Storage Services vs. Data Services
I started working in the storage industry a long time ago, and I was fortunate to witness the evolution of storage systems from the first RAID systems to the present, with all the software-defined, cloud-integrated, and all-flash stuff that has become common. This is an amazing evolution, which has seen storage becoming smarter and more feature-rich.
One of the great innovations introduced in the late 1990s and early 2000s was data services. The ability to take snapshots, make virtual copies of data, make clones and, consequently, advanced replications, created a lot of opportunities for simplifying the work of sysadmins and improving storage management.
But that was it; calling them data services was wrong. They were simply storage services. Data services were not possible in the past, for many reasons. But now, things are changing pretty quickly.
If you’re in the market for a new storage array, there is a long list of features you take for granted, right? And storage services are one of them. Unlimited snapshots, data replication, and even storage analytics are common now. But these services are not meant to work with data, they are designed to operate on its containers. All the intelligence and smartness are left to the upper layers of the systems.
Most of these services were born when block was the primary access method; then files added something to it, but, even if the container had become the file, these services never touched the content.
First attempt at data services
In recent years, a growing number of storage startups began looking more at the content than the container. The first thing they examined was analytics.
Analyzing data while it is stored or accessed is not a bad idea, and this can give you a lot of insights, not only on workloads. It can be very useful in many other use cases, including auditing, security, compliance, and more. For example, scanning files while they are saved can give you a lot of information about their content, make them easier to search, but also to see in real time if you are storing something that is forbidden or should be encrypted (i.e. credit card numbers).
This is a step further but, again, it’s still not enough if you are piling up huge amounts of data and want to automate the largest possible number of processes.

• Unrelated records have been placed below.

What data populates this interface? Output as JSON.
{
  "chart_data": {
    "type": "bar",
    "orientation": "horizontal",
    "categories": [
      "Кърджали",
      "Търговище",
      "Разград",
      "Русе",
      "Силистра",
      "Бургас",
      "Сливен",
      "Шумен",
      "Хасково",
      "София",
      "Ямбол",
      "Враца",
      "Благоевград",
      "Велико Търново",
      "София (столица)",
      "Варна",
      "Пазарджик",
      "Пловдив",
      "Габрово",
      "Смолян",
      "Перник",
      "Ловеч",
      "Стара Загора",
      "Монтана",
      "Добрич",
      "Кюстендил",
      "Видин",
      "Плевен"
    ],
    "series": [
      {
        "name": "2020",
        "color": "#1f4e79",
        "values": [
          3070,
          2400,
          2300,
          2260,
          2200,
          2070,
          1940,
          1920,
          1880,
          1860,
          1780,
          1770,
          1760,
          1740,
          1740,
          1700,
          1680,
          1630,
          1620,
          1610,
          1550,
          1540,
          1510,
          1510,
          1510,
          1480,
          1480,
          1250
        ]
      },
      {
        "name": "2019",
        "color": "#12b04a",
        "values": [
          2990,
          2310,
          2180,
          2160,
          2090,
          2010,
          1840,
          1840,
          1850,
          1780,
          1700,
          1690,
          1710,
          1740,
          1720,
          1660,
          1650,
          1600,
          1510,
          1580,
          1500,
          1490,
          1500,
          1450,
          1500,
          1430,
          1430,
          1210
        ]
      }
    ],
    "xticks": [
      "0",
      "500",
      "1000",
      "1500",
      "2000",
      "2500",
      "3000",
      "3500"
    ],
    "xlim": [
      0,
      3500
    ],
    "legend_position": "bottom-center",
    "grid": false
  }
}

It’s time for real data services
Large cloud providers and some innovative storage startups – including OpenIO, the company I work for – are now talking about serverless computing, and there are a couple of reasons for this. The first is that practically all these data services are based on object storage, because of the rich metadata capabilities, and the second is that most of them are triggered by events, which are much easier to generate and intercept at an object level.
The mechanism is quite simple. Any operation you do on an object generates an event, and events are passed to applications installed on the storage system. The application that receives the event also receives information on the object itself and can perform operations on it. This approach is simple and offloads a lot of activity directly to the storage system, which becomes the ultimate hyperconverged system, without the complexity of any orchestration tool, hypervisor, container, operating system, and so on. There’s just applications and data.
We are currently working with one of our customers to simplify the management of a large video archive. By adopting OpenIO SDS (our object storage platform) and Grid for Apps (our serverless framework), we created a smart video repository that saved the customer a huge amount of work, reduced their infrastructure, automated procedures, and, eventually, simplified access to these videos.
The process is straightforward. The customer, because of processes already in place, uses OIO-FS (our file system gateway) to interact with the object store, and writes files directly to an NFS shared volume.
When a file is ingested and saved to the object store, an event is created and an application starts with the scope of performing a couple of operations:
- Several additional files are generated in different sizes, and the customer’s logo is superimposed in the bottom-right of each frame;
- For each new video, metadata is updated with all the necessary information coming from the additional data.
This process is asynchronous and doesn’t impact system performance; only unused resources are leveraged for encoding the new videos. At the same time these new files become accessible through standard interfaces like S3, Swift, and direct HTTP gets, allowing customers to use the object store to serve videos directly to the internet and to any device without any additional components.
By combining object storage and the right serverless framework, the number of applications you can run directly on the storage system, while offloading the rest of the infrastructure, is practically endless. Some of these applications are more interesting than others at the moment (such as data analytics, index and search, video, etc.), but the future holds much more than that. Deep learning, AI, and Industrial IoT are just around the corner, and with OpenIO technology they will be available to anyone at affordable prices.
As before, for all other types of storage systems, some features are becoming common. Scale out, S3 compatibility, erasure coding, geo replication, software-defined storage on commodity hardware, and more; would you buy a storage platform today without these characteristics? OpenIO has all of them. In fact, that’s not even our differentiator. Grid for Apps, the unmatched flexibility we achieve thanks to our architecture design, and Conscience technology are what makes our solution ready for the challenges of today and tomorrow.